To evaluate whether anti-poverty programs were plausible moderators of the association between family income and these outcomes, we examined whether model fit was improved when random slopes were included in the model. Based on the likelihood ratio test, model fit was significantly improved when random slopes were included for the relation between log-income-to-needs ratio and externalizing problems (likelihood ratio = 53.05, p < 0.001), but not for hippocampal volume (likelihood ratio = 3.36, p = 0.186) and internalizing problems (likelihood ratio = 5.72, p = 0.057) when random effects were included in the model at the site level. However, when a model was instead fit with clustering at the state level, inclusion of random slopes significantly improved model fit for both hippocampal volume (likelihood ratio = 8.06, p = 0.018) and internalizing problems (likelihood ratio = 7.86, p = 0.020), suggesting that state-level anti-poverty programs are plausible moderators of the association between log-income-to-needs ratio and these outcomes. Importantly, significant cross-level interactions are possible even when inclusion of random slopes does not significantly improve model fit in the types of multi-level models estimated here47.

Sensitivity analyses

We conducted sensitivity analyses controlling for 10 state-level social, economic, educational, and political characteristics that may serve as alternative explanations for state-level variability in hippocampal volume, internalizing problems, and their associations with SES. The control measures are described and rationales for their inclusion are provided in the supplemental materials. The results of the sensitivity analyses are summarized in Supplemental Tables S3 and S4.

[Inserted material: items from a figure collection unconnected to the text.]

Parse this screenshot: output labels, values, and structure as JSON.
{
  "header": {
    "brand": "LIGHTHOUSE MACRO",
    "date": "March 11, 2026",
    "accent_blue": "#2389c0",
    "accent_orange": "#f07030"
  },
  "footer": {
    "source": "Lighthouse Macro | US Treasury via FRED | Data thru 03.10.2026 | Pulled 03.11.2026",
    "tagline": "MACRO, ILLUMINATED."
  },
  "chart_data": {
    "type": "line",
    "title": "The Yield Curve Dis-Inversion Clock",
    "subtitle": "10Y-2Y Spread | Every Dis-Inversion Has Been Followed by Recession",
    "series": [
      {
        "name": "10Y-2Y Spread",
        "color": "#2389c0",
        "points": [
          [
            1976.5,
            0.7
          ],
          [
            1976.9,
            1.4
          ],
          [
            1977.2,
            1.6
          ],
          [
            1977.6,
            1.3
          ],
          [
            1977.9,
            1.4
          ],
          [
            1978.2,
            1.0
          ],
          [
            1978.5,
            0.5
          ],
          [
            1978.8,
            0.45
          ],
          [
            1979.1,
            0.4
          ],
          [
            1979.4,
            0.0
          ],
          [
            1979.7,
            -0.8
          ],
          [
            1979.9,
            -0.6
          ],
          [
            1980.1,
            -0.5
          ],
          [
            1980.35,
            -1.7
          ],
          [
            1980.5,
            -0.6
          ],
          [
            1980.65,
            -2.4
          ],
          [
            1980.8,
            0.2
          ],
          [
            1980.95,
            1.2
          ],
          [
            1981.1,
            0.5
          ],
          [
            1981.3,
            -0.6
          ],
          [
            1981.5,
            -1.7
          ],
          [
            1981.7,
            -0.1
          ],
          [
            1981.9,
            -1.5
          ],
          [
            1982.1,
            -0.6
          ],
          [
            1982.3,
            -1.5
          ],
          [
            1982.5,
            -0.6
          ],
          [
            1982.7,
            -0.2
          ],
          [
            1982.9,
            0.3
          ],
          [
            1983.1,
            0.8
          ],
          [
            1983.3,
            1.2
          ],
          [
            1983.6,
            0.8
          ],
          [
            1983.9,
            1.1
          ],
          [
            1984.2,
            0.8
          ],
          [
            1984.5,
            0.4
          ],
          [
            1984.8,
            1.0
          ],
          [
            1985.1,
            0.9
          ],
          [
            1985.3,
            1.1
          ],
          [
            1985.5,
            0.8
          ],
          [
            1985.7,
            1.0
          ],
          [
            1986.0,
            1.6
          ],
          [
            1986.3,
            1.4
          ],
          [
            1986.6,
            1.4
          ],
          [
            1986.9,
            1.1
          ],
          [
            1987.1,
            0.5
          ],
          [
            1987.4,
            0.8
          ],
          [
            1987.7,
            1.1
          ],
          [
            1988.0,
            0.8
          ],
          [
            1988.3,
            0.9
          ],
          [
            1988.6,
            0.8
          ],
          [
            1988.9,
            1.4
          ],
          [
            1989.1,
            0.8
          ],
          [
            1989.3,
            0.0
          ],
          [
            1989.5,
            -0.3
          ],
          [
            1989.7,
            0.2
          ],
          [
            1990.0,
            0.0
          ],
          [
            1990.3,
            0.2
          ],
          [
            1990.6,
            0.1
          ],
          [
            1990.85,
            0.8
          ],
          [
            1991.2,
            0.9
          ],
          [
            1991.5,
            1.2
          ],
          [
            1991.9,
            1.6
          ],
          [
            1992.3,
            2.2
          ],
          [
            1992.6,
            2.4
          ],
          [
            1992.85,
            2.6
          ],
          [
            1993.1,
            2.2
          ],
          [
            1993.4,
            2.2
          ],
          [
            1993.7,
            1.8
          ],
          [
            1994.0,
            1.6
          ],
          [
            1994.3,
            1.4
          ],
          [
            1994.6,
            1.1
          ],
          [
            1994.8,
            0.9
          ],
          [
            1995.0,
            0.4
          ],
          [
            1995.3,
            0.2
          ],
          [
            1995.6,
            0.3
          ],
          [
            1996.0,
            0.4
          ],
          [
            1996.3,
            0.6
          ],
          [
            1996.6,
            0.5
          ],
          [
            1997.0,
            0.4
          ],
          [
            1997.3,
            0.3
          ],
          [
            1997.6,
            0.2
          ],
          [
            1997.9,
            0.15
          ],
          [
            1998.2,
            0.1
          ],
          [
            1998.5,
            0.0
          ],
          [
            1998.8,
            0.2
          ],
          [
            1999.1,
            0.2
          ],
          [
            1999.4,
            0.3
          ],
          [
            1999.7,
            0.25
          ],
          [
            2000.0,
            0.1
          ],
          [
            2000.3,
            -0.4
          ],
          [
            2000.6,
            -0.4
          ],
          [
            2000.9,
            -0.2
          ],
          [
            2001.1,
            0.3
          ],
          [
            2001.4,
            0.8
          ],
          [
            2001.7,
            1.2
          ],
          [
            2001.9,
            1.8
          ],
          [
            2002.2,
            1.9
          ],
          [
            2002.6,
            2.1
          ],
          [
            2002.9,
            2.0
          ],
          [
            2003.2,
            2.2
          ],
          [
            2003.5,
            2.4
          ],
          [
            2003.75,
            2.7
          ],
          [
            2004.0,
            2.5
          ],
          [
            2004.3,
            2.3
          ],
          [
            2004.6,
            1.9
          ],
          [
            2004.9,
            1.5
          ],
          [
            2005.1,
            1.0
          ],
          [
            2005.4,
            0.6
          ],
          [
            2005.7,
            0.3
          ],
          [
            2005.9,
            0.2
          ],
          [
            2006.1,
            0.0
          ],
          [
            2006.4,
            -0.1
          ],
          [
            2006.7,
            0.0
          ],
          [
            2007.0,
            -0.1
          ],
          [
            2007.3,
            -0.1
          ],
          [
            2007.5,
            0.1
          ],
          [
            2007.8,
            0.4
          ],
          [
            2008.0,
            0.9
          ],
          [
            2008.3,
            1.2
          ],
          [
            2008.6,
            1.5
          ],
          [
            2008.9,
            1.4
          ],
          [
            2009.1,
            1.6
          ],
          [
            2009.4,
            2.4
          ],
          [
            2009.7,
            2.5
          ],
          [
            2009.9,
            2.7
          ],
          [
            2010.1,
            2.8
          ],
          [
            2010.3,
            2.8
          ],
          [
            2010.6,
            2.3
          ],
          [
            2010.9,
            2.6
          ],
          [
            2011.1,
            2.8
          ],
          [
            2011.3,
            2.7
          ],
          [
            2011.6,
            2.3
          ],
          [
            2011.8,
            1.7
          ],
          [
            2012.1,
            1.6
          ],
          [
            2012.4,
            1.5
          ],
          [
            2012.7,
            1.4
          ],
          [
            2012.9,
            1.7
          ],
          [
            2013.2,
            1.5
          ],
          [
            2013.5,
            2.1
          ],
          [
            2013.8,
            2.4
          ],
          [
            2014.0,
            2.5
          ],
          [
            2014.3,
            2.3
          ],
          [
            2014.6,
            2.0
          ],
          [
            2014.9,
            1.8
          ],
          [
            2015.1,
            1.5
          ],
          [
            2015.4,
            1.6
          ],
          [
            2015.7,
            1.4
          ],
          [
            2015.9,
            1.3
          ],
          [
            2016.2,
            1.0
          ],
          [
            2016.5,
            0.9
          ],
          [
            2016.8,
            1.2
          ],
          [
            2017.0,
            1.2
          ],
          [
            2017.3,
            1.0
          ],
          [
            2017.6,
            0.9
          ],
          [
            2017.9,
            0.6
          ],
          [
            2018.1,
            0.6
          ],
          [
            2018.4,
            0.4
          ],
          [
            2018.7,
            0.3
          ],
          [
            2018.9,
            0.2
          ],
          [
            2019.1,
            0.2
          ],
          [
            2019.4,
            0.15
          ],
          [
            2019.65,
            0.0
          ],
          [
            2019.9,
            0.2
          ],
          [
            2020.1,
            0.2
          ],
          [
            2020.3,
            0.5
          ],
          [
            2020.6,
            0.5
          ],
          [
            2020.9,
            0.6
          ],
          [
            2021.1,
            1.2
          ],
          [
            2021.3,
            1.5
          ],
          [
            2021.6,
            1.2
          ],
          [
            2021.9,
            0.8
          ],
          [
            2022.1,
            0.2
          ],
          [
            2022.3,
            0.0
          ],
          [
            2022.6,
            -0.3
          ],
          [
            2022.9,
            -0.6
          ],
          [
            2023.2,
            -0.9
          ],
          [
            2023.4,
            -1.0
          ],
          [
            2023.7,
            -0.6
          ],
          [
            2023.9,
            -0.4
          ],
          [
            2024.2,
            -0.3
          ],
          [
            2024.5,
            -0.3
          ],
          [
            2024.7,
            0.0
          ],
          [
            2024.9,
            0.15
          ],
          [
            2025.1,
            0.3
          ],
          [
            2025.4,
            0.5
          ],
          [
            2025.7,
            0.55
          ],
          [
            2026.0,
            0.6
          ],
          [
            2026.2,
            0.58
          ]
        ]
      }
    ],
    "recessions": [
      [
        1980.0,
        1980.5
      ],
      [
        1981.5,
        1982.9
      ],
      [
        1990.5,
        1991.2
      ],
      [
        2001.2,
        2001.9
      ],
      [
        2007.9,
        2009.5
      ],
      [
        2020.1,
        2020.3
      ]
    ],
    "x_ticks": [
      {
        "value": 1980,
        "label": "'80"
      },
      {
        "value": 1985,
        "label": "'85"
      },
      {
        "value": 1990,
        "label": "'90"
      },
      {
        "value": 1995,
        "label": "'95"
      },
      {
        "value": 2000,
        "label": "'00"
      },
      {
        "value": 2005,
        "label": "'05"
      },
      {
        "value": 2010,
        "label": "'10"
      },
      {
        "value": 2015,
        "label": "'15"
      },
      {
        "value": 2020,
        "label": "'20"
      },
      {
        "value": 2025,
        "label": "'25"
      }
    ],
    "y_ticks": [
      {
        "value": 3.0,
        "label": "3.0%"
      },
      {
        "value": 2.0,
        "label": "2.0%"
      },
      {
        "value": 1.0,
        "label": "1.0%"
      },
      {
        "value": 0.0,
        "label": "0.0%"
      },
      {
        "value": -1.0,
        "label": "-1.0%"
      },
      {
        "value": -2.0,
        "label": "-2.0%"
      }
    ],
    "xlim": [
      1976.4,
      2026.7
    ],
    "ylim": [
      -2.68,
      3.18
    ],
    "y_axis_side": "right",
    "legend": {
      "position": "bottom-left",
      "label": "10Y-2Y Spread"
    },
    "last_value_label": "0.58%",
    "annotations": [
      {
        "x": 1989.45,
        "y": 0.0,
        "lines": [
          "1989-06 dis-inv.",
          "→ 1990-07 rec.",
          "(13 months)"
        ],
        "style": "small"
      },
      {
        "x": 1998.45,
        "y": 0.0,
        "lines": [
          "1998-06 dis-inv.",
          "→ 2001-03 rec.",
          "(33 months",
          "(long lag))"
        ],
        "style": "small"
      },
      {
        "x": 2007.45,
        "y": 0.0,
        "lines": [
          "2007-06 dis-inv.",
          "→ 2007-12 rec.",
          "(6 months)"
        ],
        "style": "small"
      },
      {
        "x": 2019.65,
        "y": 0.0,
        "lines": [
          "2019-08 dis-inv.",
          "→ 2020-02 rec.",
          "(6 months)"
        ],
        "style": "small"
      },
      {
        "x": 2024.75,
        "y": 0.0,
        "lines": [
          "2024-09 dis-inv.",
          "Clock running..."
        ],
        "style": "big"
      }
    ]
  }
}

We also conducted sensitivity analyses to address some other issues. We included the percentage of participants at each site that were Black, White, and Latinx as covariates in all analyses, as site-level demographics are plausible confounders. Conversely, it is our view that using individual-level racial categories as variables of interest or covariates presumes a biological basis for these racial categories that is not supported by evidence. However, in the interest of demonstrating that our results hold whether race and ethnicity are included as site-level or individual-level variables, we conducted additional sensitivity analyses controlling for race and ethnicity at the individual level, and our results remain virtually unchanged (Supplemental Table S11).

Reporting summary

Further information on research design is available in the Nature Portfolio Reporting Summary linked to this article.